Kuraklık, ülke arazisinin önemli bir kısmını kaplayan çöller ve susuzlukla boğuşan Özbekistan için İsrail’in bu alandaki desteği önemli. Daha 1990’larda başlayan yatırım ve yardımların ardında çöllerle çevrili İsrail’in teknolojik ilerlemesiyle tarımsal alanda kendine yeterli bir ülke haline gelişi yatıyor.

Bugün Özbekistan’da bu alanda varlık gösteren İsrailli kuruluşların da başında İsrail Dışişleri Bakanlığı İşbirliği Ajansı (MASHAV), Netafim şirketi ve eski bir ordu mensubunun kurduğu Watergen şirketi geliyor. Teknoloji ve inovasyon kelimelerini sıkça zikreden İsrailli kuruluş ve firmaların bölgedeki temel amacı, temiz su kaynağı yaratmak ve tarıma elverişli arazileri çoğaltmak.

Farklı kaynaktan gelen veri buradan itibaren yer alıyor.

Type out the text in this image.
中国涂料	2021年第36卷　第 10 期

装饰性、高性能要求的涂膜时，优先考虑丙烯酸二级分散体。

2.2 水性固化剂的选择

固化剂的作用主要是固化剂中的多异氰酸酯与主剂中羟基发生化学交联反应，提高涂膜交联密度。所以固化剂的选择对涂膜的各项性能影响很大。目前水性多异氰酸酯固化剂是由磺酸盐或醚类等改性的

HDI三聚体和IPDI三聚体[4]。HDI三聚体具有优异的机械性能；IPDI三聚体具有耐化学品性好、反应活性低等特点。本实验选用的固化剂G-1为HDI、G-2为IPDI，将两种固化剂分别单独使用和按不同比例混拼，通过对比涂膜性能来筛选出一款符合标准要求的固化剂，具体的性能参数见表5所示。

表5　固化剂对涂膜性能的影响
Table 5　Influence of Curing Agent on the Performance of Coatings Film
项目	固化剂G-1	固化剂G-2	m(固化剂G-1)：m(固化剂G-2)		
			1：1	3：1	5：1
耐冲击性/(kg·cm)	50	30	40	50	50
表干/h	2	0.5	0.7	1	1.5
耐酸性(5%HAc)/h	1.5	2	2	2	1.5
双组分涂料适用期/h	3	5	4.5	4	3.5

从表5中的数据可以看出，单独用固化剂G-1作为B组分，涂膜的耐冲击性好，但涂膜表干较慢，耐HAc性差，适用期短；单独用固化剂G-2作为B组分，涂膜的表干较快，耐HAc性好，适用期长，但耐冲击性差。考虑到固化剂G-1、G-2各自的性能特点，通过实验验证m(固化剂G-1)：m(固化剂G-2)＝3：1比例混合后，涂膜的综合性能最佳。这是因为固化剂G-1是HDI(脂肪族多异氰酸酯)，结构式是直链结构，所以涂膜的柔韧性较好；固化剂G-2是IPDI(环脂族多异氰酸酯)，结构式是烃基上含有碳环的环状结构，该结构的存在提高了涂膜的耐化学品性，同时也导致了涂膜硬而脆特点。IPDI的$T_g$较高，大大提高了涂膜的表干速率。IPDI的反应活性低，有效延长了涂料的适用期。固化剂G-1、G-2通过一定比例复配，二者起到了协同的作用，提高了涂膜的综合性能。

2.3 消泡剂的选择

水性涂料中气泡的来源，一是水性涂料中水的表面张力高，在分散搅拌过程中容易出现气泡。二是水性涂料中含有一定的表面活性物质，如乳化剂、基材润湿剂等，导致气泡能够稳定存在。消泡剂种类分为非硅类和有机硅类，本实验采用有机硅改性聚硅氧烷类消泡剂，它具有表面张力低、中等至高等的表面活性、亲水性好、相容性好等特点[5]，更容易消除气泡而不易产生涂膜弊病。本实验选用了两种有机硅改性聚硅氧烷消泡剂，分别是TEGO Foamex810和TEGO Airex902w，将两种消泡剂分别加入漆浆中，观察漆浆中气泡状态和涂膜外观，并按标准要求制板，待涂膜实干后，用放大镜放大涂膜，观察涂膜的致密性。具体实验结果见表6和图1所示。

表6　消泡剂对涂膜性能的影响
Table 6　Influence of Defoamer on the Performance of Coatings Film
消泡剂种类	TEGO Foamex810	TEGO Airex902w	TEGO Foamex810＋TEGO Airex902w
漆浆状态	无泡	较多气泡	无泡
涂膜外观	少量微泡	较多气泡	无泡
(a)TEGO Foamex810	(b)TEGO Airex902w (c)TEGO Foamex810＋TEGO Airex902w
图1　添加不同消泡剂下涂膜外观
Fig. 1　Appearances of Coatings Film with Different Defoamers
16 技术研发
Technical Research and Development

Aynı zamanda USAID ve Birleşmiş Milletler Kalkınma Programı (UNDP) gibi kuruluşlarla Aral Gölü’ne hayat vermek gibi projeler gündemde.

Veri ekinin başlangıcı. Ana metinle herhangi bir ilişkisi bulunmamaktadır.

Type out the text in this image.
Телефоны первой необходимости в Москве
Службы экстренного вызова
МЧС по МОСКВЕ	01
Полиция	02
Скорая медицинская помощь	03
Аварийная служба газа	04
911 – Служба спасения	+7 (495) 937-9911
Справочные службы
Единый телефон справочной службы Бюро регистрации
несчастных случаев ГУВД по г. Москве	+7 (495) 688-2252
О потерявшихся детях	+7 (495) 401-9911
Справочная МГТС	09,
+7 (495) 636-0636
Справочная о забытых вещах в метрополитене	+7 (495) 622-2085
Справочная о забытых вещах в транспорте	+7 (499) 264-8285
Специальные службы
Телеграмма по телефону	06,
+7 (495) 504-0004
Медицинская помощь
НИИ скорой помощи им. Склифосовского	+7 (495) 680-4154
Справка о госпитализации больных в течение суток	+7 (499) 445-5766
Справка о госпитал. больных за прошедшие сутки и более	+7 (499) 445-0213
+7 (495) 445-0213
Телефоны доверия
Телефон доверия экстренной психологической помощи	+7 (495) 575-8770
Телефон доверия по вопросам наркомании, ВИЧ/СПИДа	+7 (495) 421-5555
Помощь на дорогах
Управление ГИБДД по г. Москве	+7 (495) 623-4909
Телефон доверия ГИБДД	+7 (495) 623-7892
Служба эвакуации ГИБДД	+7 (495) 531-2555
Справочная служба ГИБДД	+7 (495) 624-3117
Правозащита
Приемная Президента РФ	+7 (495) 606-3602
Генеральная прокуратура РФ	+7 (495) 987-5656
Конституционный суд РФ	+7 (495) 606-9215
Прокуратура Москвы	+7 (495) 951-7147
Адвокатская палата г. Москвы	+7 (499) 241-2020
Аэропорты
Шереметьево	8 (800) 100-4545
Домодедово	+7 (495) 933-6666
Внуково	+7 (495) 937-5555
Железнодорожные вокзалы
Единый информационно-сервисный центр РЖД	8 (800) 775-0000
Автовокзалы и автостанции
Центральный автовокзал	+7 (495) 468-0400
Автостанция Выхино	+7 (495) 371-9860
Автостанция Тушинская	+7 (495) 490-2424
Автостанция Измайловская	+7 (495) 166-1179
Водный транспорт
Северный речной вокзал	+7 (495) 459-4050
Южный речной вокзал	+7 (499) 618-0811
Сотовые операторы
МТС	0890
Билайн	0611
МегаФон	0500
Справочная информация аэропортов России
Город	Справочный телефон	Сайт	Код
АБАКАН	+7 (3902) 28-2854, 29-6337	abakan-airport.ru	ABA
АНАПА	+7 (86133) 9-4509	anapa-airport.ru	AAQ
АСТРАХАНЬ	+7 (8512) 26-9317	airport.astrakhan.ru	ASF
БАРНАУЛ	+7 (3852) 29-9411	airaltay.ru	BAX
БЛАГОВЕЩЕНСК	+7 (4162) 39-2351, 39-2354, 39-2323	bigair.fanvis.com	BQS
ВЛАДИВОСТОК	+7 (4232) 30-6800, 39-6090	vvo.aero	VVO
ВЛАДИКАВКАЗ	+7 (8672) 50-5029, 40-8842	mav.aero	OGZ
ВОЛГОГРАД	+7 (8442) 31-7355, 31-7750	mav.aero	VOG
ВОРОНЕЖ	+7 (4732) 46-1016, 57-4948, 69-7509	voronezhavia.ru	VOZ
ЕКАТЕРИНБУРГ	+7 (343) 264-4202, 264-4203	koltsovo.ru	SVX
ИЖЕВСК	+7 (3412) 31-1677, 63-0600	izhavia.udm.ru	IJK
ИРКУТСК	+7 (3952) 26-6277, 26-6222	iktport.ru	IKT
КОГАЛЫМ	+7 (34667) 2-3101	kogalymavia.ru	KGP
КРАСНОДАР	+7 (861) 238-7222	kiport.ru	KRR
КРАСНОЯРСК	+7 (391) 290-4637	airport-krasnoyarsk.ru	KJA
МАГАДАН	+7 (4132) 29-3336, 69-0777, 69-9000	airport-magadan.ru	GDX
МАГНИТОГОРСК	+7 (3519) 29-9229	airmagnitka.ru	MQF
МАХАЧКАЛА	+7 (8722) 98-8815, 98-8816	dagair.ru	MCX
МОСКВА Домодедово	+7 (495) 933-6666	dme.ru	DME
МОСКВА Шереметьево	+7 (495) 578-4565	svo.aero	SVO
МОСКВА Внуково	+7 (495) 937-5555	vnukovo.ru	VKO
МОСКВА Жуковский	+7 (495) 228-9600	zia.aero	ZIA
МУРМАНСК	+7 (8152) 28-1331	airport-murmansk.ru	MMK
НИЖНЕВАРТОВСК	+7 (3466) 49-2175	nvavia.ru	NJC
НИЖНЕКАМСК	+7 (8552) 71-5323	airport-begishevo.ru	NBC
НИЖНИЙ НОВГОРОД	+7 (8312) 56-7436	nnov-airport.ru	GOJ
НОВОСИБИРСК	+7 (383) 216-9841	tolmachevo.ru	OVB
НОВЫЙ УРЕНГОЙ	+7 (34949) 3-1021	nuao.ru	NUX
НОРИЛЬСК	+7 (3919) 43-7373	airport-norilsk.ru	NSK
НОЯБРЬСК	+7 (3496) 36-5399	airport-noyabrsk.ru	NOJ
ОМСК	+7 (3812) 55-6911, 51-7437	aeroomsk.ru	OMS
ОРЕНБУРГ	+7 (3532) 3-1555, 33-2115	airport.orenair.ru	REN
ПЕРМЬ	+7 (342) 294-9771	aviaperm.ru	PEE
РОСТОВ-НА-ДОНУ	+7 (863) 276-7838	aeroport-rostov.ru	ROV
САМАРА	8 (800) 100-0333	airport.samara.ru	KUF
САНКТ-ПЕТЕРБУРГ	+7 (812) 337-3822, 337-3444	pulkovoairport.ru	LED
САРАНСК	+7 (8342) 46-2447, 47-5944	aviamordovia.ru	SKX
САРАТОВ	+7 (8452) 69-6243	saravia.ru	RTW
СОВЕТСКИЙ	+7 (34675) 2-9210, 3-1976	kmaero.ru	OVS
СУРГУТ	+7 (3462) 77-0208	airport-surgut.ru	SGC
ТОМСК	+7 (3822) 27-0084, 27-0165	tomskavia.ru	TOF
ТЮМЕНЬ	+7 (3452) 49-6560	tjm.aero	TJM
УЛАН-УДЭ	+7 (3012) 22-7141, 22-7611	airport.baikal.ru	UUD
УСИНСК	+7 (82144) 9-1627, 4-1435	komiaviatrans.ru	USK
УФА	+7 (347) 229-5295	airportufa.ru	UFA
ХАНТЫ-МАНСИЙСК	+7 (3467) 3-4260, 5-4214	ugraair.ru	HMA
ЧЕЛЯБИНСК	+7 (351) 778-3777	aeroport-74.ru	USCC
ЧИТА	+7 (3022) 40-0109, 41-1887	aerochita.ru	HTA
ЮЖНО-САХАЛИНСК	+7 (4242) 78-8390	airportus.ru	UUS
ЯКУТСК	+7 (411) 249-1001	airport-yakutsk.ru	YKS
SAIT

Özbekistan’da sağlık alanında alanındaki dış yatırım ve yardımlarda da İsrail ilk sıralarda gelen ülkelerden. Gönüllülük esaslı acil tıbbî yardım örgütü Birleşik Hatzalah ve çocuklara kalp sağlığı hizmeti sağlayan Bir Çocuğun Kalbini Kurtar (SACH) gibi kuruluşların yardımları, eğitim programları ve altyapı yardımları İsrail’in yumuşak gücüne katkıda bulunuyor.

Bununla beraber ikili ilişkilerin henüz gelişmediği nadir alanlardan biri askerî teknoloji. İsrail’in silah devi CAA Industries’in geçtiğimiz yıl Özbekistan Savunma Bakanlığı’yla milyonlarca dolarlık anlaşma imzaladığı bildirilse de anlaşmanın meyveleri henüz olgunlaşmış değil. Fakat İsrail basınında yer alan haberlerde Özbek kolluk kuvveti ve ordusu envanterine hafif silahlarla birlikte AK-Alfa tüfeklerinin gireceği bildiriliyor.

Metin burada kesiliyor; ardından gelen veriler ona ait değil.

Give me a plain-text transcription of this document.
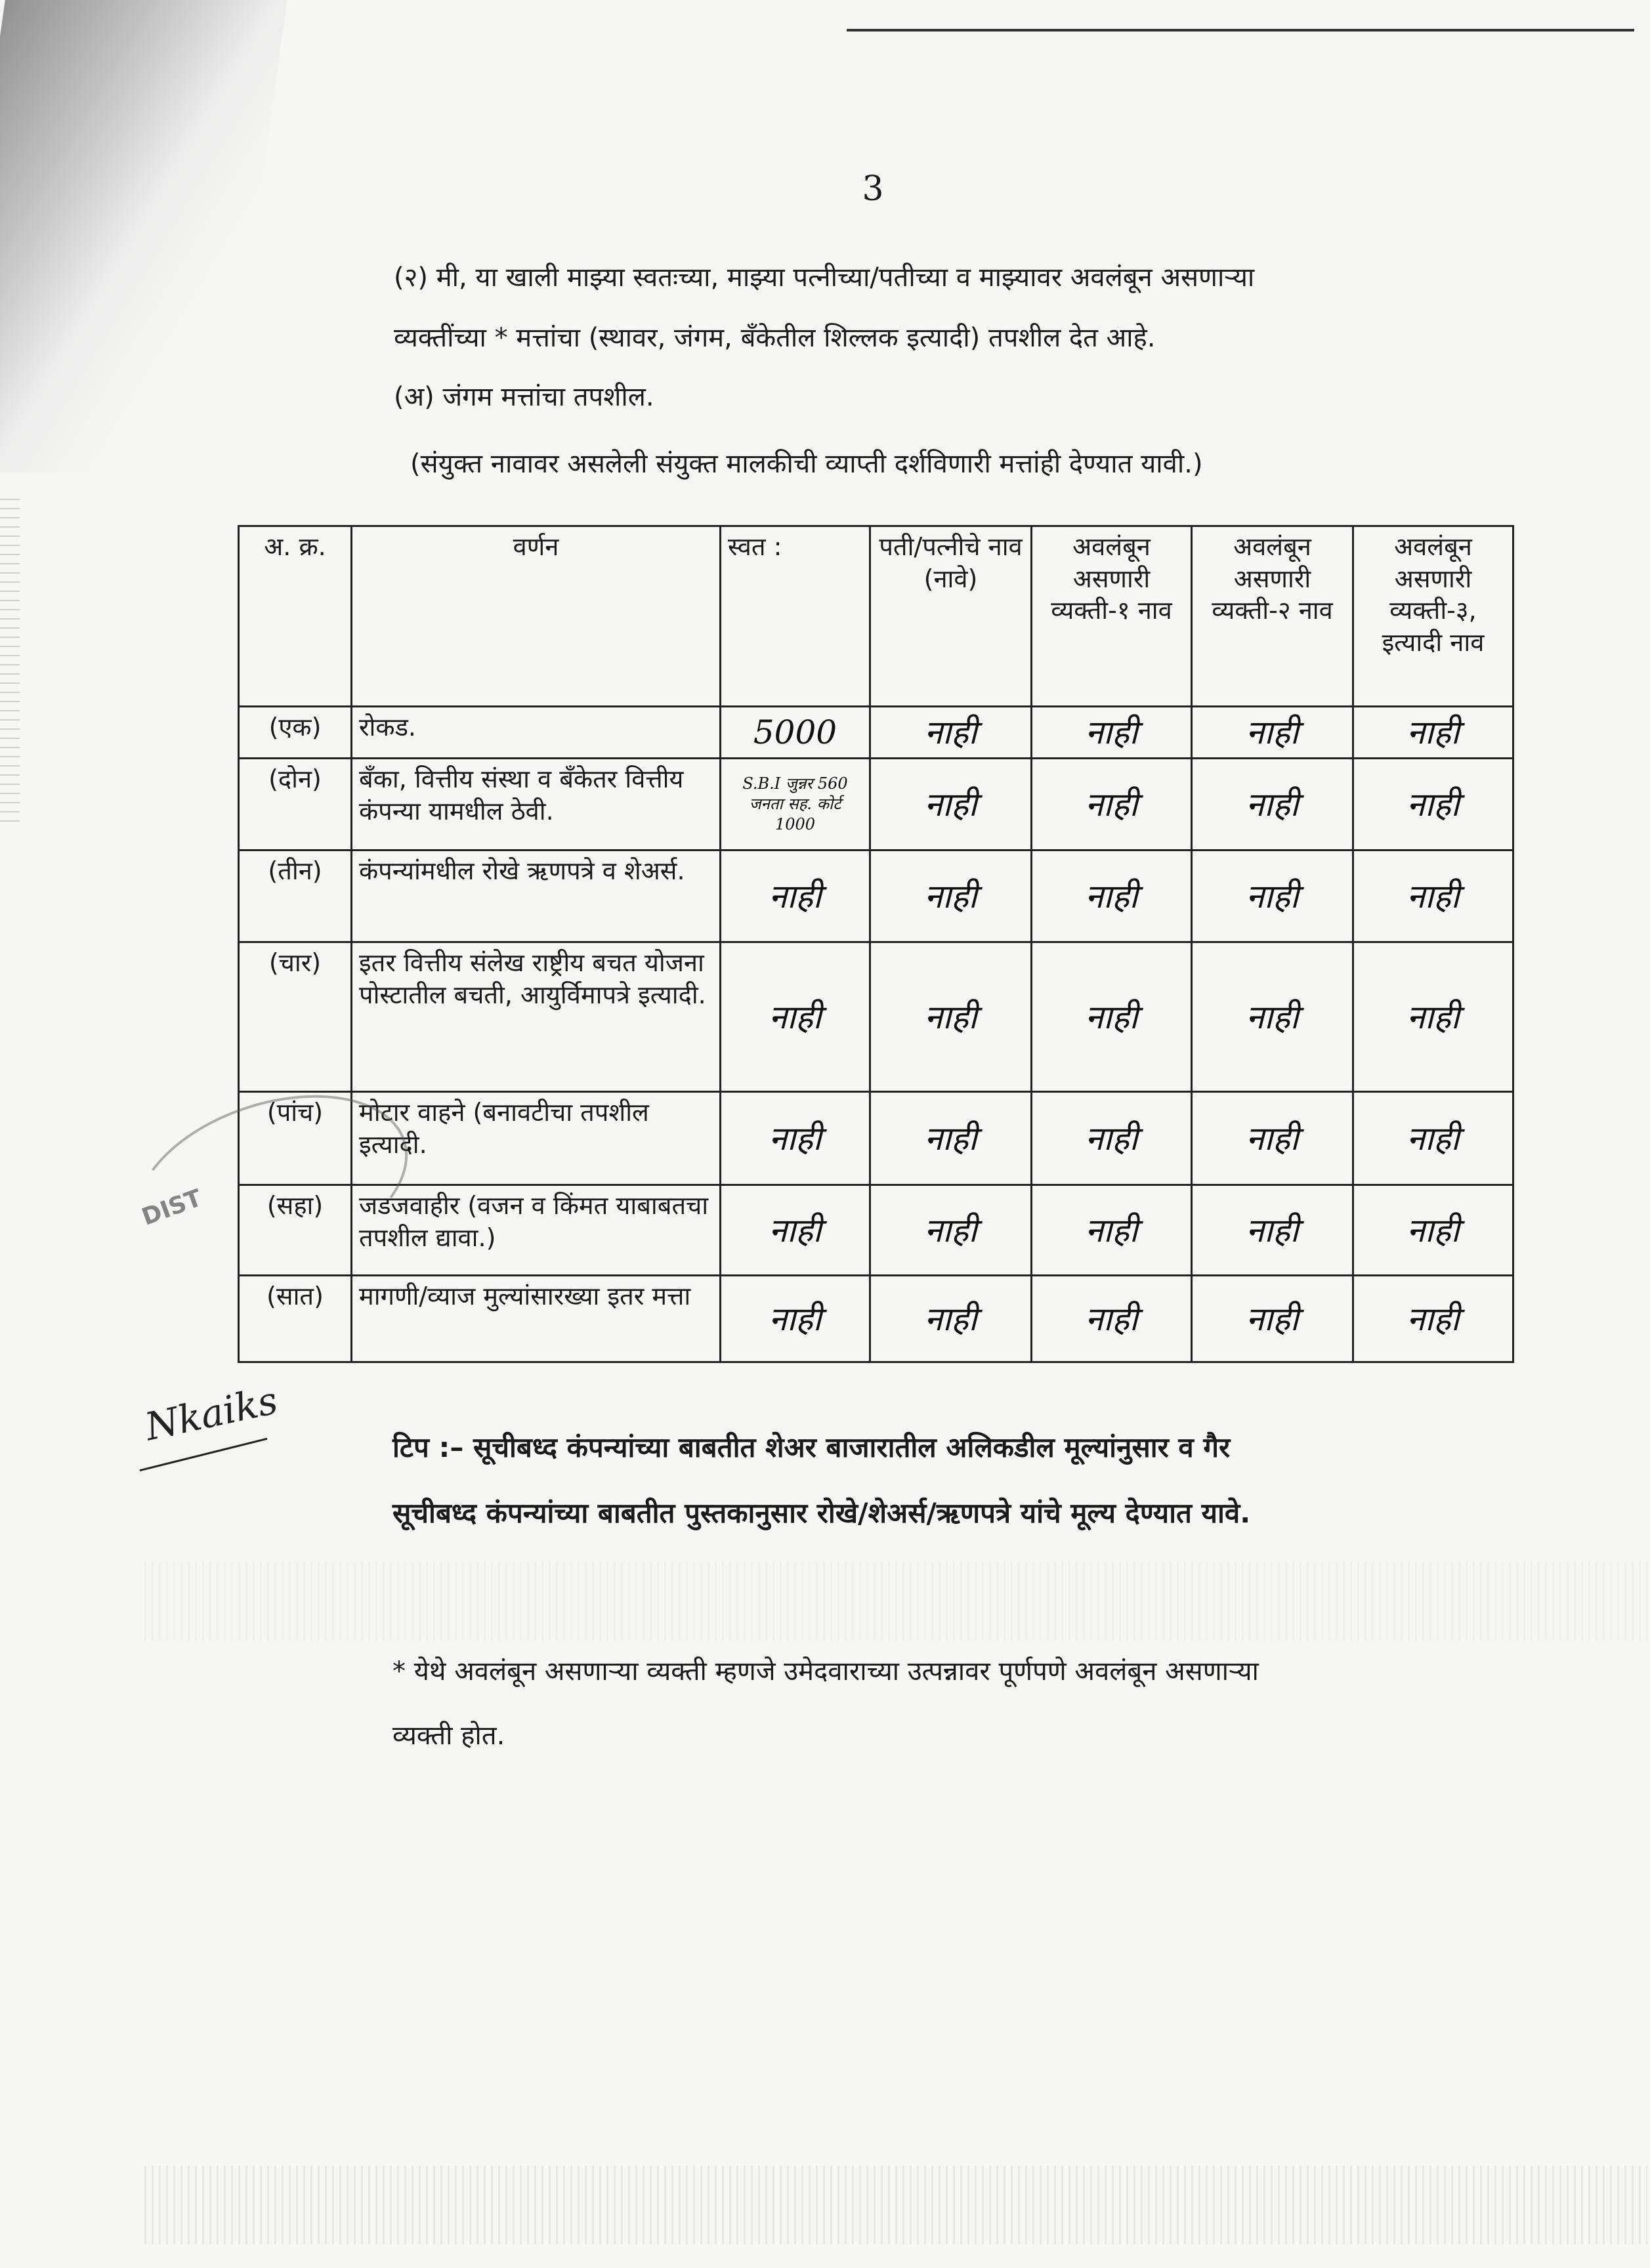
3
(२) मी, या खाली माझ्या स्वतःच्या, माझ्या पत्नीच्या/पतीच्या व माझ्यावर अवलंबून असणाऱ्या
व्यक्तींच्या * मत्तांचा (स्थावर, जंगम, बँकेतील शिल्लक इत्यादी) तपशील देत आहे.
(अ) जंगम मत्तांचा तपशील.
(संयुक्त नावावर असलेली संयुक्त मालकीची व्याप्ती दर्शविणारी मत्तांही देण्यात यावी.)
अ. क्र.	वर्णन	स्वत :	पती/पत्नीचे नाव (नावे)	अवलंबून असणारी व्यक्ती-१ नाव	अवलंबून असणारी व्यक्ती-२ नाव	अवलंबून असणारी व्यक्ती-३, इत्यादी नाव
(एक)	रोकड.	5000	नाही	नाही	नाही	नाही
(दोन)	बँका, वित्तीय संस्था व बँकेतर वित्तीय कंपन्या यामधील ठेवी.	S.B.I जुन्नर 560 जनता सह. कोर्ट 1000	नाही	नाही	नाही	नाही
(तीन)	कंपन्यांमधील रोखे ऋणपत्रे व शेअर्स.	नाही	नाही	नाही	नाही	नाही
(चार)	इतर वित्तीय संलेख राष्ट्रीय बचत योजना पोस्टातील बचती, आयुर्विमापत्रे इत्यादी.	नाही	नाही	नाही	नाही	नाही
(पांच)	मोटार वाहने (बनावटीचा तपशील इत्यादी.	नाही	नाही	नाही	नाही	नाही
(सहा)	जडजवाहीर (वजन व किंमत याबाबतचा तपशील द्यावा.)	नाही	नाही	नाही	नाही	नाही
(सात)	मागणी/व्याज मुल्यांसारख्या इतर मत्ता	नाही	नाही	नाही	नाही	नाही
DIST
Nkaiks	टिप :– सूचीबध्द कंपन्यांच्या बाबतीत शेअर बाजारातील अलिकडील मूल्यांनुसार व गैर
सूचीबध्द कंपन्यांच्या बाबतीत पुस्तकानुसार रोखे/शेअर्स/ऋणपत्रे यांचे मूल्य देण्यात यावे.
* येथे अवलंबून असणाऱ्या व्यक्ती म्हणजे उमेदवाराच्या उत्पन्नावर पूर्णपणे अवलंबून असणाऱ्या
व्यक्ती होत.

Özbekistan’da kültürel diplomasi ve halkla ilişkiler

İsrail’in Özbekistan siyasetinde önemli bir aktör de 2020 yılında İsrail’in hem Duşanbe hem de Taşkent Büyükelçisi koltuğuna oturan Zehavit Ben-Hillel. Sosyal medyayı aktif bir şekilde kullanan İsrailli Büyükelçi’nin Özbek mevkidaşı Feruza Mahmudova. Mahmudova, Özbekistan’ın ilk kadın büyükelçisi olarak 2020’de Tel Aviv Büyükelçiliğine atandığında, bu gelişme tarihî bir olay olarak kutlanmıştı. İki kadın büyükelçinin ortaklaşa imza attığı projeler, Ben-Hillel’in görevli olduğu ülkede kadın haklarını sürekli gündeme getirmesiyle de önem kazanıyor. Özbekistan’da kız çocuklarına yönelik projelerde İsrail Büyükelçiliğinin de payı var.

Bundan başka, Kudüs Yahudi Halkı Tarihi Merkezi Arşivi ile Özbekistan Arşivi (O’zarxiv) arasındaki anlaşmalardan İsrail-Özbekistan üniversiteleri arasındaki işbirliğine, Özbek sinemasının desteklenmesinden karşılıklı öğrenci ve akademisyen değişimine kültürel sahada ilişkiler geliştiriliyor. Özbek halkının görüşleri bir yana, Taşkent’in merkezindeki Emir Timur Meydanı’nda İsrail’in bağımsızlık gününde İsrail bayrağı yansıtılması, İslam dünyasının tarihî merkezlerinden sayılan bir ülkenin Tel Aviv’e bakışı ve desteğini ortaya koyuyor.

İsrail’in Özbekistan’daki önemli icraatlarından biri de ülkedeki Buhara cemaatine yönelik eylemleri kapsıyor. Büyükelçilik, ülkedeki Yahudi çocuklara kitap ve kaynak desteğinden yardıma muhtaç Yahudi ailelere erzak sağlanmasına pek çok konuda faal. Büyükelçi’nin ve makamının rolü, 2020 itibariyle artan sosyal medya faaliyeti Azerbaycan’daki İsrail Büyükelçisi George Deek’i hatırlatıyor. Halkla ilişkilerin sadece sosyal medya veya yalnızca sokakla sınırlı kalmadığı bir metot uyguluyor İsrailli diplomatlar.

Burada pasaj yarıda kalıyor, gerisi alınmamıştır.